Update on the Genetic Research at the University of Massachusetts
By Robert H. Brown, Jr., D.Phil., M.D.
The UMass Team has made progress in three activities in the laboratory. First, we have continued work on our program to find ways to turn off the gene that makes the mutant HSAN protein (serine palmitoyltransferase or SPT). This has involved developing a set of reagents that can interact with the working template of the gene, which is a string of RNA molecules copied from the DNA in the gene itself. Guided by Dr. Anastasia Khvorova and aided by a graduate student, Havisha Karnam, we have made starting tools – short strings of DNA molecules (known as oligonucleotides, or just “oligos”) that bind to the target RNA from the SPT gene. We have generated two types of the oligos and are very encouraged because they both successfully turn off the SPT gene in cells in a Petri dish.
In our second, parallel effort, we have also been studying the degree to which these oligos permeate the target sites in the nervous system (the dorsal root ganglia and spinal cord). We have addressed this in mice, using infusions into the spinal fluid. One of the oligos shows excellent penetration into the target tissues. This provides considerable encouragement that we should be able to take oligo’s that silence SPT in a Petri dish, infuse them into the spinal fluid, and attain good silencing of the SPT gene in the nervous system tissues in the mouse.

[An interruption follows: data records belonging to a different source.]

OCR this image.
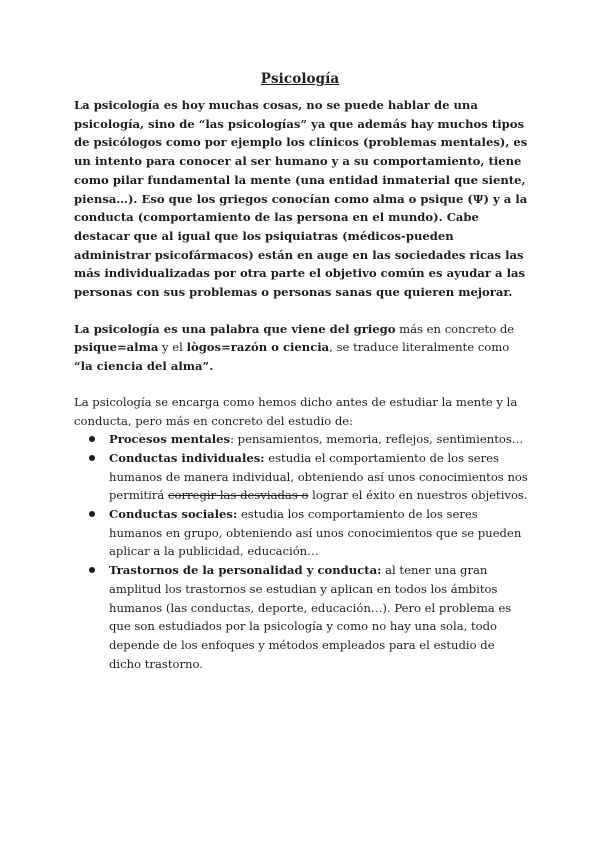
Psicología

La psicología es hoy muchas cosas, no se puede hablar de una psicología, sino de “las psicologías” ya que además hay muchos tipos de psicólogos como por ejemplo los clínicos (problemas mentales), es un intento para conocer al ser humano y a su comportamiento, tiene como pilar fundamental la mente (una entidad inmaterial que siente, piensa…). Eso que los griegos conocían como alma o psique (Ψ) y a la conducta (comportamiento de las persona en el mundo). Cabe destacar que al igual que los psiquiatras (médicos-pueden administrar psicofármacos) están en auge en las sociedades ricas las más individualizadas por otra parte el objetivo común es ayudar a las personas con sus problemas o personas sanas que quieren mejorar.

La psicología es una palabra que viene del griego más en concreto de psique=alma y el lògos=razón o ciencia, se traduce literalmente como “la ciencia del alma”.

La psicología se encarga como hemos dicho antes de estudiar la mente y la conducta, pero más en concreto del estudio de:

Procesos mentales: pensamientos, memoria, reflejos, sentimientos…
Conductas individuales: estudia el comportamiento de los seres humanos de manera individual, obteniendo así unos conocimientos nos permitirá corregir las desviadas o lograr el éxito en nuestros objetivos.
Conductas sociales: estudia los comportamiento de los seres humanos en grupo, obteniendo así unos conocimientos que se pueden aplicar a la publicidad, educación…
Trastornos de la personalidad y conducta: al tener una gran amplitud los trastornos se estudian y aplican en todos los ámbitos humanos (las conductas, deporte, educación…). Pero el problema es que son estudiados por la psicología y como no hay una sola, todo depende de los enfoques y métodos empleados para el estudio de dicho trastorno.
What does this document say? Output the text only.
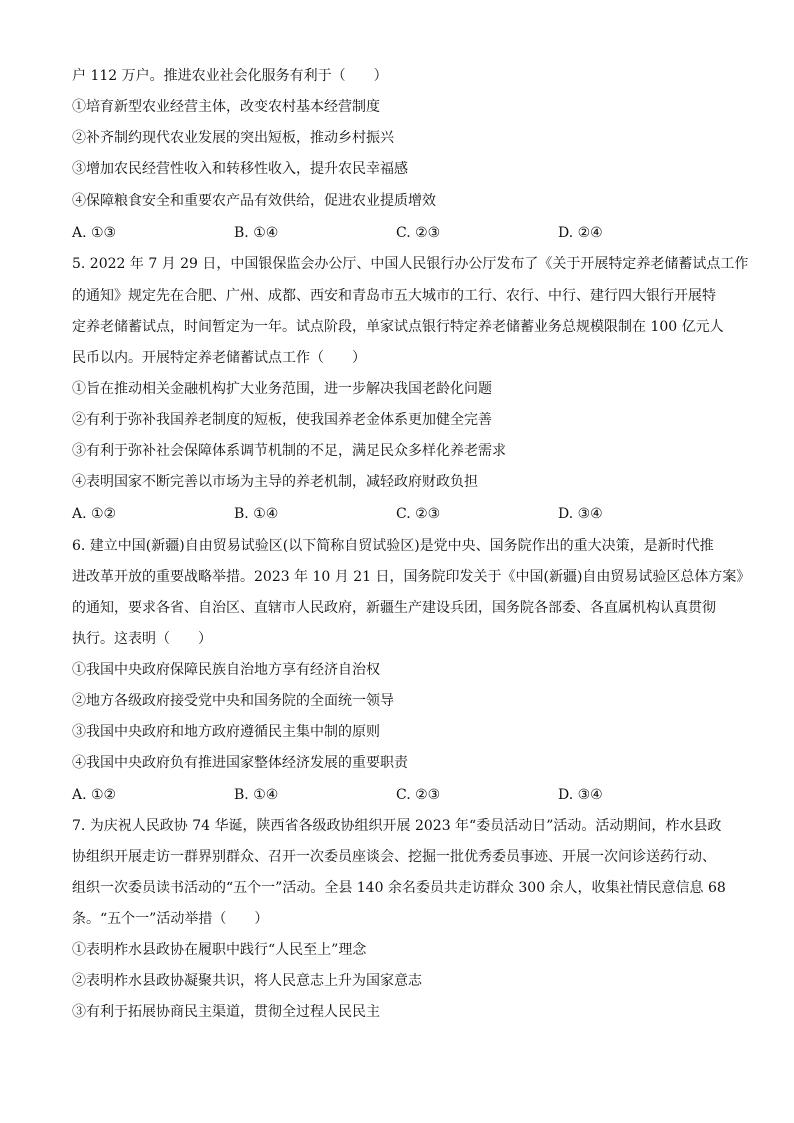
户 112 万户。推进农业社会化服务有利于（　　）
①培育新型农业经营主体，改变农村基本经营制度
②补齐制约现代农业发展的突出短板，推动乡村振兴
③增加农民经营性收入和转移性收入，提升农民幸福感
④保障粮食安全和重要农产品有效供给，促进农业提质增效
A. ①③	B. ①④	C. ②③	D. ②④
5. 2022 年 7 月 29 日，中国银保监会办公厅、中国人民银行办公厅发布了《关于开展特定养老储蓄试点工作
的通知》规定先在合肥、广州、成都、西安和青岛市五大城市的工行、农行、中行、建行四大银行开展特
定养老储蓄试点，时间暂定为一年。试点阶段，单家试点银行特定养老储蓄业务总规模限制在 100 亿元人
民币以内。开展特定养老储蓄试点工作（　　）
①旨在推动相关金融机构扩大业务范围，进一步解决我国老龄化问题
②有利于弥补我国养老制度的短板，使我国养老金体系更加健全完善
③有利于弥补社会保障体系调节机制的不足，满足民众多样化养老需求
④表明国家不断完善以市场为主导的养老机制，减轻政府财政负担
A. ①②	B. ①④	C. ②③	D. ③④
6. 建立中国(新疆)自由贸易试验区(以下简称自贸试验区)是党中央、国务院作出的重大决策，是新时代推
进改革开放的重要战略举措。2023 年 10 月 21 日，国务院印发关于《中国(新疆)自由贸易试验区总体方案》
的通知，要求各省、自治区、直辖市人民政府，新疆生产建设兵团，国务院各部委、各直属机构认真贯彻
执行。这表明（　　）
①我国中央政府保障民族自治地方享有经济自治权
②地方各级政府接受党中央和国务院的全面统一领导
③我国中央政府和地方政府遵循民主集中制的原则
④我国中央政府负有推进国家整体经济发展的重要职责
A. ①②	B. ①④	C. ②③	D. ③④
7. 为庆祝人民政协 74 华诞，陕西省各级政协组织开展 2023 年“委员活动日”活动。活动期间，柞水县政
协组织开展走访一群界别群众、召开一次委员座谈会、挖掘一批优秀委员事迹、开展一次问诊送药行动、
组织一次委员读书活动的“五个一”活动。全县 140 余名委员共走访群众 300 余人，收集社情民意信息 68
条。“五个一”活动举措（　　）
①表明柞水县政协在履职中践行“人民至上”理念
②表明柞水县政协凝聚共识，将人民意志上升为国家意志
③有利于拓展协商民主渠道，贯彻全过程人民民主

In our third line of studies, we have continued the efforts to generate new mouse models of HSAN. This has involved making in the mouse SPT gene the same mutations that cause HSAN in people. If all goes well, the resulting mice will have one normal copy of the gene and one mutated copy, which is exactly the balance of genes present in individuals with HSAN. In the transgenic model now in hand, there are two copies of the normal SPT gene and extra copies of an extra gene (the “transgene”) with the mutated SPT. This transgenic mouse will continue to be extremely informative in many studies. However, as we move toward testing gene silencing in mice, the improved mouse with one normal and one mutant gene will be very advantageous.
In efforts outside the laboratory, we have been working jointly with Dr. Eichler and the Massachusetts General Hospital team to continue the clinical trial and pursue other issues related to clinical evaluation of HSAN (such as developing biomarkers).
It cannot be over-emphasized that all of us in the HSAN research program are very fortunate to work closely with the Deater Foundation in these investigations. We look forward to another productive year in the laboratory and the clinic. We welcome the chance to help plan another outstanding workshop on HSAN. With the current rate of progress, we anticipate that the next HSAN conference will be timely and exciting, and another milestone on the path to finding a treatment.